One of the nation's largest coal-burning utilities said yesterday it will shutter 18 of its coal-fired boilers and pay billions to rein in pollutants at many of its remaining units, underscoring the evolving energy landscape in the United States.
The move by the Tennessee Valley Authority will result in nearly 1 percent of the nation's coal-fired power capacity going offline by the end of 2018, including 1,000 megawatts of coal-fired power TVA said it planned to retire last year. TVA's landmark deal with a suite of states and environmental groups and U.S. EPA resolves a number of lingering violation complaints EPA brought against the company for allegedly failing to comply with Clean Air Act pollution control requirements at 11 of its plants.
Environmentalists yesterday hailed the agreement as a success for public health that will result in major reductions of greenhouse gases on top of targeted benefits in reductions of sulfur dioxide (SO2) and nitrogen oxides (NOx).
EPA estimated that the agreement will cut TVA's NOx by 69 percent and SO2 by 67 percent, resulting in about $27 billion in annual health care benefits by averting thousands of early deaths, asthma attacks and heart attacks. EPA did not calculate specific greenhouse gas reduction figures.
The federally owned Tennessee Valley Authority will be closing 18 units at three of its plants in Tennessee and Alabama as part of the agreement, affecting about 16 percent of its coal-fired electricity generating system. TVA will also need to invest in pollution control retrofits for most of its remaining 41 coal-fired plants, which the company said could cost between $3 billion and $5 billion.

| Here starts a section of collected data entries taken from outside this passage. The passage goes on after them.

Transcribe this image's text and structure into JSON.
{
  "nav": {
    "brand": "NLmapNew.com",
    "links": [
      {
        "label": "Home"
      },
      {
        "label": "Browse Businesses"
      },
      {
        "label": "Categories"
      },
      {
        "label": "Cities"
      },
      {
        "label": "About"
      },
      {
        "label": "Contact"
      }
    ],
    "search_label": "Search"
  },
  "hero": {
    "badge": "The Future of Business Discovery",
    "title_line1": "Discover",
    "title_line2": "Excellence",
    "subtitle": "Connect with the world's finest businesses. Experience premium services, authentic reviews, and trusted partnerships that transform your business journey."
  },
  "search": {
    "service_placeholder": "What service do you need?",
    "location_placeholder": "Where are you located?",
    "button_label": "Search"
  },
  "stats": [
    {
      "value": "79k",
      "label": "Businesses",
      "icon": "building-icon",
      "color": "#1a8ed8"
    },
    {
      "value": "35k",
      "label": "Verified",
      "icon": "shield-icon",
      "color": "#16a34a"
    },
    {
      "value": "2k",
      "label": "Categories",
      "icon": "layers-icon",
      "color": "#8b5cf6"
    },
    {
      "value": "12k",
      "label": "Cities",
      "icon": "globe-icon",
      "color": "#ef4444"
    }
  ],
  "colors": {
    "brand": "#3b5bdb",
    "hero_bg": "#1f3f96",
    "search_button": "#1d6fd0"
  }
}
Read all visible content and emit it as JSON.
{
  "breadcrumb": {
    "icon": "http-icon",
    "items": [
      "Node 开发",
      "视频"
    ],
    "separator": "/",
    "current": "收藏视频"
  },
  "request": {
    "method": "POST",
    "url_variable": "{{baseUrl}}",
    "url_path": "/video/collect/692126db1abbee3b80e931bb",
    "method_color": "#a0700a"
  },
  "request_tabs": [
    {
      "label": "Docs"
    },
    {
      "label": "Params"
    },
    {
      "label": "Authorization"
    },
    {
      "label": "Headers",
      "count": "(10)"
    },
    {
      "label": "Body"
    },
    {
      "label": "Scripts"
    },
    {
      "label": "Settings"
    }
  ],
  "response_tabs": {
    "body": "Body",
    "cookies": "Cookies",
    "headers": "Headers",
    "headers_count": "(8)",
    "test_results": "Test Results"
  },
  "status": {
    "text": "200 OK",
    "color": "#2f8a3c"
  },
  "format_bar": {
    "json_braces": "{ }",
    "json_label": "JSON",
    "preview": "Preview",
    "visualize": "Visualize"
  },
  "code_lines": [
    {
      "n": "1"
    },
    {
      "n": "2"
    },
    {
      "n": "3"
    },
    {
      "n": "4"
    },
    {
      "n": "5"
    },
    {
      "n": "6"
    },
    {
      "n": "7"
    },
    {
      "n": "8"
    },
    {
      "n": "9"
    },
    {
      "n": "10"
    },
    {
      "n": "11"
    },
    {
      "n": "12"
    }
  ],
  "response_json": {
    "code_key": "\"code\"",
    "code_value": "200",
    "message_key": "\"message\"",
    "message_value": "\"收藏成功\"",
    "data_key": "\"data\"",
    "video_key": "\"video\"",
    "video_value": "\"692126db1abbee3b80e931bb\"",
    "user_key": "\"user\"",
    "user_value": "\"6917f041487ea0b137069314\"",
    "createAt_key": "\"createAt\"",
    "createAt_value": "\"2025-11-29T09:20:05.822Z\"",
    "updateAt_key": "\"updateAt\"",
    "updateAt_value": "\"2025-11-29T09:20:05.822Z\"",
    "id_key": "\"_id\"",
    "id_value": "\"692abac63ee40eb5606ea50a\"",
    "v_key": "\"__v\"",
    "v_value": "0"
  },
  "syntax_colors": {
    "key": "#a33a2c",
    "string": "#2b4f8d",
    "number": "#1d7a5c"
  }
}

Another provision of the agreement requires TVA to inject $350 million into energy projects to slash pollution and save energy, with $240 million of that pot funding energy efficiency initiatives. A $40 million chunk of TVA's funds will also go toward reducing greenhouse gases and other pollutants through waste heat recovery, hybrid electric charging stations, solar installations and waste treatment methane gas capture projects.
"Today's announcement locks in the retirements ahead, so now we'll see what the next steps are for reductions in greenhouse gases and what will replace the coal-fired power plants," said Bruce Nilles, deputy conservation director for the Sierra Club, a group involved in the settlement. "Putting an end to burning millions of tons of coal means huge reductions in greenhouse gases," he said.
15 million tons of CO2 to be eliminated
The 18 units slated for closure emitted about 15 million tons of carbon dioxide in 2008, according to TVA.
To replace the electric capacity, TVA will look to "low-emission or zero-emission electricity sources, including renewable energy, natural gas, nuclear power and energy efficiency," the utility said in a statement.
Stephen Smith, executive director of the Southern Alliance for Clean Energy and an unpaid adviser for a group that crafted a long-term strategy for TVA's future resource use, estimates that the closures will shrink TVA's carbon footprint by about 10 percent.
"There are not the workhorse plants. These are older, lower-utilized plants," he said, noting that they would not typically be operating at full capacity.
Still, he called these coal reductions "very important," since TVA is one of the largest coal plant operators in the country and continues to be a major player in the southeastern United States. Other companies will see this choice and follow suit, since it will be expensive to install environmental controls on some of these older, inefficient plants, he said. With this announcement, he said, "you are seeing a major company in the southeastern United States announcing commitments to retire significant amounts of coal."
The central plank of the settlement agreement forged by TVA and EPA requires the retirement of two units at the John Sevier Fossil Plant in eastern Tennessee, six units at the Widows Creek Fossil Plant in northern Alabama, and all 10 of the units at TVA's Johnsonville Plant in central Tennessee. Almost all of those units date back to the 1950s and had no modern pollution controls installed.